Pouvons-nous choisir nos identités raciales ? Devrions-nous ?
En 2015, la race en tant qu’identité a semblé plus malléable que jamais. Comme l’écrit Bonnie Tsui, auteur de American Chinatown, dans le New York Times Magazine de cette semaine, les Américains vont nécessairement développer des lectures plus nuancées de la race à mesure que le pays se diversifie.
« Les Américains multiraciaux sont en hausse, augmentant à un rythme trois fois plus rapide que la population du pays dans son ensemble, selon une nouvelle étude du Pew Research Center publiée en juin », écrit Tsui. Cela signifie que « le besoin de catégoriser les gens dans des groupes raciaux spécifiques ne semblera jamais tout à fait pertinent pour cette population, dont la perception de ce qu’ils sont peut changer chaque jour, en fonction des personnes avec lesquelles ils sont. »
Pourtant, même si les Américains reconnaissent la fluidité de l’identité, il est crucial de se rappeler les inégalités complexes et systémiques qui continuent d’être liées au racisme. Appeler à la fin de la « race » en tant que catégorie qui nous divise est porteur d’espoir. Mais suggérer que l’Amérique est un pays « post-racial » serait carrément illusoire.
La race est une catégorisation principalement établie, mais pas entièrement définie, par la couleur de la peau. C’est à certains égards une invention profondément américaine, et très dépendante des contextes historiques et culturels. Prenez, par exemple, l’histoire du recensement américain, dans lequel les catégories raciales ont été révisées, ajoutées et effacées au fil des décennies en fonction des changements culturels et politiques.

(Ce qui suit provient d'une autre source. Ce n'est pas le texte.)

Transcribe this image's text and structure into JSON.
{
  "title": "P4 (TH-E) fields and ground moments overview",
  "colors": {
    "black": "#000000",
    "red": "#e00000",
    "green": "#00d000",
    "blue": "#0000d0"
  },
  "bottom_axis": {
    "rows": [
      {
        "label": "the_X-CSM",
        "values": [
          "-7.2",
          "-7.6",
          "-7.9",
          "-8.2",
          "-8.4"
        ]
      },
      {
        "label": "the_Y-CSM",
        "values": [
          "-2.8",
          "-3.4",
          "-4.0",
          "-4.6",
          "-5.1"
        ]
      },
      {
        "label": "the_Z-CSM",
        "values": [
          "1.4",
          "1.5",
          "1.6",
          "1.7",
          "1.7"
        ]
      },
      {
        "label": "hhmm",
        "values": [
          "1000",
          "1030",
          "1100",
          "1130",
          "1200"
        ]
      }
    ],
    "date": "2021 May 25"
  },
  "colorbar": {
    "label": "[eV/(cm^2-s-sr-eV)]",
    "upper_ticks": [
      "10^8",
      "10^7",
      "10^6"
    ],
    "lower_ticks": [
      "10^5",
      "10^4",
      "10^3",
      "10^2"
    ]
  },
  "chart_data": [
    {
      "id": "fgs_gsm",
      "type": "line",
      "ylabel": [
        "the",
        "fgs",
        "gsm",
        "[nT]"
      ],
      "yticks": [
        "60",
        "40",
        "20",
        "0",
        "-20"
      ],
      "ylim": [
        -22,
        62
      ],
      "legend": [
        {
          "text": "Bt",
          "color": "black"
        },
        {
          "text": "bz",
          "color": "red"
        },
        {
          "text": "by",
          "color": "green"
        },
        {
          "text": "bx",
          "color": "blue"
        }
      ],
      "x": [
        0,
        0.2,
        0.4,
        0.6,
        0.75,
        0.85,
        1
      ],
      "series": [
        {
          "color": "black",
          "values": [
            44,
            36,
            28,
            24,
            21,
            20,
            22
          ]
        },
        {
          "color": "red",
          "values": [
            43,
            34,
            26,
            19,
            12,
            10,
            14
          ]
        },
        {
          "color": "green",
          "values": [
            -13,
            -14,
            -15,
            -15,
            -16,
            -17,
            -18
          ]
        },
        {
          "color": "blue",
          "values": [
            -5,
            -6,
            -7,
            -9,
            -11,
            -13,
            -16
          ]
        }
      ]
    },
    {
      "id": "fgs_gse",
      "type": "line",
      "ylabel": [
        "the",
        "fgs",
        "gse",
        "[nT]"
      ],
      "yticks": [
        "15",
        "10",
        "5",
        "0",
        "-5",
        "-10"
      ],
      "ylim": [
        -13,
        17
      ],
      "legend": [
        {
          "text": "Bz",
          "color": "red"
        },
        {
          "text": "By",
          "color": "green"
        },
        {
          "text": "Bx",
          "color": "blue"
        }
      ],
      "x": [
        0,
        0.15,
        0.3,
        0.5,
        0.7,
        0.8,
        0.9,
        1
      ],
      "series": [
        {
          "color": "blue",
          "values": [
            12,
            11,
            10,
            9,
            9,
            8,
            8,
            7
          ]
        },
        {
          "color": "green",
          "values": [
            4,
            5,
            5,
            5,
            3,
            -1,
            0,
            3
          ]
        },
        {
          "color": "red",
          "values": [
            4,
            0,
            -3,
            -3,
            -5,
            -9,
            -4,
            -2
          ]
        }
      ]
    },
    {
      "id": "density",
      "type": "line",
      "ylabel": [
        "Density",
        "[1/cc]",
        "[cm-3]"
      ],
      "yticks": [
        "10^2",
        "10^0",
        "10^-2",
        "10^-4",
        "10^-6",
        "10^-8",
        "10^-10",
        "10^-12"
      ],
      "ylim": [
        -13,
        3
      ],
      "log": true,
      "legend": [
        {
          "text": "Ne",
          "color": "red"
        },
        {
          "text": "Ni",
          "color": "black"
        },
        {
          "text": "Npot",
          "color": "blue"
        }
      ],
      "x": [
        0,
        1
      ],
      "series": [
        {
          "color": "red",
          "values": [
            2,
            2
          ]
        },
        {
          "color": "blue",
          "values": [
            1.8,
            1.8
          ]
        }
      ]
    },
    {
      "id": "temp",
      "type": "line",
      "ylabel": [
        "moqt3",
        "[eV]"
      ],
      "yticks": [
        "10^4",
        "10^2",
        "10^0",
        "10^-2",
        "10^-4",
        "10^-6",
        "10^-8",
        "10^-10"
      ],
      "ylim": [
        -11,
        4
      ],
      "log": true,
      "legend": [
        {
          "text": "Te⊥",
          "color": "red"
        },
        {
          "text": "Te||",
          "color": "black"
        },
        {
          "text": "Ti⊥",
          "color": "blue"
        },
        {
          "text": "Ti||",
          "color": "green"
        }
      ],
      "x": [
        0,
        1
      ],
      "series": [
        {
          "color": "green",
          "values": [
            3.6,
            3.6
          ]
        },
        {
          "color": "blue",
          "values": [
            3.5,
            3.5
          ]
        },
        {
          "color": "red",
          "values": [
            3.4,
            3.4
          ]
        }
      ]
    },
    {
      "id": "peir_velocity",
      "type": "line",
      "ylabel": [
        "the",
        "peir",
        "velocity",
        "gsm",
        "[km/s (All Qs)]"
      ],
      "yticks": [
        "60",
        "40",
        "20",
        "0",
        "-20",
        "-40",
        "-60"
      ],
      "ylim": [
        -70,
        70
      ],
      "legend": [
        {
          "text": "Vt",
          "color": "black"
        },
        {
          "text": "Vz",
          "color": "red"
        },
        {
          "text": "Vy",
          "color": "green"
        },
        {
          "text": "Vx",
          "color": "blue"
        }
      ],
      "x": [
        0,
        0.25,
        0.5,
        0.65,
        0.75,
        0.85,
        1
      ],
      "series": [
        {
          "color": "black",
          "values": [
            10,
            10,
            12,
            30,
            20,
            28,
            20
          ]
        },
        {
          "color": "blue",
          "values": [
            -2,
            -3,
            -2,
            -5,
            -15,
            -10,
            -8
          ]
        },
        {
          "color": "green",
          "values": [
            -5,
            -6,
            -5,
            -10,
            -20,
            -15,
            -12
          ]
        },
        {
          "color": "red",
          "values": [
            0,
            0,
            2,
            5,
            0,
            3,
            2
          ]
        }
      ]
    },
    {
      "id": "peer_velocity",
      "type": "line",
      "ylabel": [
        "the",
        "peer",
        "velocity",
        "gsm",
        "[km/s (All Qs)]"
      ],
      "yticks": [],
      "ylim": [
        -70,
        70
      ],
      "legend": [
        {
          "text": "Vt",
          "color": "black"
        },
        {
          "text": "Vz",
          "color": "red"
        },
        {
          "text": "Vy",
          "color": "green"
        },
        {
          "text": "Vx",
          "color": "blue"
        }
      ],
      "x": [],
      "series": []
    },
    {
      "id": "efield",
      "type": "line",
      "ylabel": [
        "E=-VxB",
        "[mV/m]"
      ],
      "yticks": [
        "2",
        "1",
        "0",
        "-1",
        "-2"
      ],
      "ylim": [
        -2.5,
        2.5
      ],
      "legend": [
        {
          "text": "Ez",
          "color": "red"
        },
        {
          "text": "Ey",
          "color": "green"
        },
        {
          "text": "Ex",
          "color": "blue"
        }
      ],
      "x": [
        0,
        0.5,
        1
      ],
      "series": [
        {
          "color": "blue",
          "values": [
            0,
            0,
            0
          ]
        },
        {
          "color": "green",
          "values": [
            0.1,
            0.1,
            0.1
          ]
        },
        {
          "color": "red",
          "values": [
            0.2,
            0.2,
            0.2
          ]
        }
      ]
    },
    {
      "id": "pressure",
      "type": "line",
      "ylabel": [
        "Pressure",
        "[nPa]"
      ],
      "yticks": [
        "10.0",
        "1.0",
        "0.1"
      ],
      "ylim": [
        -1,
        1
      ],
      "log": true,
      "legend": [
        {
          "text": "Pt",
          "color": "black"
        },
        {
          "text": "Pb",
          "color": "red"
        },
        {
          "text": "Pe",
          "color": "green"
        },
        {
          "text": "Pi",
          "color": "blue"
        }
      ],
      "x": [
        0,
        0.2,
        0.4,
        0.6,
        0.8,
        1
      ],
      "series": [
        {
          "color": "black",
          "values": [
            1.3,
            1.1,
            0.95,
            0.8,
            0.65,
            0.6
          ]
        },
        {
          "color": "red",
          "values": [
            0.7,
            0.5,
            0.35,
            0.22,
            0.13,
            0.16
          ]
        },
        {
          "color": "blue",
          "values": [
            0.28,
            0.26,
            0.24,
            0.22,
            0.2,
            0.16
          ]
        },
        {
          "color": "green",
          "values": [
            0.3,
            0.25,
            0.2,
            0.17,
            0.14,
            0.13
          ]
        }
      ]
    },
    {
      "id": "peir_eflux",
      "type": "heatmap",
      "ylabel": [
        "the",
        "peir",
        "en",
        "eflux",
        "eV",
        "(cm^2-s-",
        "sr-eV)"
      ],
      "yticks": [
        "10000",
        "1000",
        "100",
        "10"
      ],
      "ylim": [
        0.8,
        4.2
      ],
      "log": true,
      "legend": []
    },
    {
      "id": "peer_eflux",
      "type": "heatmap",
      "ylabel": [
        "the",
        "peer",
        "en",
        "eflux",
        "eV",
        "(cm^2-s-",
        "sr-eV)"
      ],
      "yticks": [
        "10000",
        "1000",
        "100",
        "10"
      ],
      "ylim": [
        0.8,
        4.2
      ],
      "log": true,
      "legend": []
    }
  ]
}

« La race a façonné les identités américaines – individuelles, collectives et nationales – depuis la naissance de la nation », explique à Quartz Timothy Patrick McCarthy, un historien de la race, de la politique et des mouvements sociaux qui enseigne à l’université de Harvard. « Si l’esclavage a été le péché originel de la nation, la race et le racisme sont notre héritage durable. Les avantages et les charges de cet héritage ont toujours été ‘appréciés’ de manière inégale – comme une source de pouvoir et de privilèges pour les Blancs et comme une expérience de subjugation et de violence pour les personnes de couleur. »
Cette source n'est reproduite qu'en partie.